I’ve just added this image and a story to Cornwall Culture, a campaign to find out what Cornwall means to you, us, them. In the section ‘What does Cornwall mean to you‘ there is a virtual pin-board of images each with stories, keywords and comments made by various people who have joined the campaign. You can also agree or disagree with whether a particular keywords or add your own. Browsing around what some people had to say was compelling. The strength of feeling among many of the contributors about being Cornish and about Cornwall’s heritage and history was more vehement at times than I might have expected, with for example, the supression of the Prayer Book Rebellion of 1549 likened to an ‘ethnocide’ or ‘Cornish Holocaust’ perpetrated by imperialist overlords (the English) and how tinners who didn’t pay their dues to the Duchy were ‘forced’ to eat molten tin.

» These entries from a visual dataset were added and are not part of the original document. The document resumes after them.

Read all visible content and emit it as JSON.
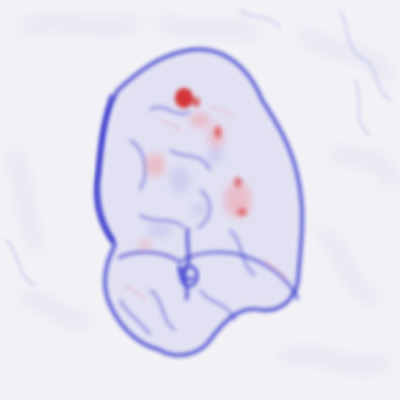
{
  "image": {
    "kind": "diverging-colormap-heatmap",
    "colormap": "blue-white-red",
    "colors": {
      "background": "#eeeef4",
      "negative_strong": "#2424c8",
      "negative_light": "#9a9ae6",
      "neutral": "#f2f2f6",
      "positive_light": "#f0a0a8",
      "positive_strong": "#d21818"
    }
  }
}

As a historian I am both fascinated and disappointed at such comments. Fascinated because I am experiencing the Cornish history of tomorrow. Disappointed because it seems that the claim on historical ‘fact’ seems to be anybody’s to promulgate as they wish without recourse to the evidence. I don’t see as much disputation of Boyle’s Law among such people. But then the way history is understood is as much about what people want to believe and how it makes them feel as it is about the painstaking labour of evaluating and interpreting the sources.
As for me, I was walking from Padstow to Harlyn Bay with Tom last summer on the South West coastal path in search of burials of iron age ancestors. They did it differently in Cornwall, you know. (No, they really did.)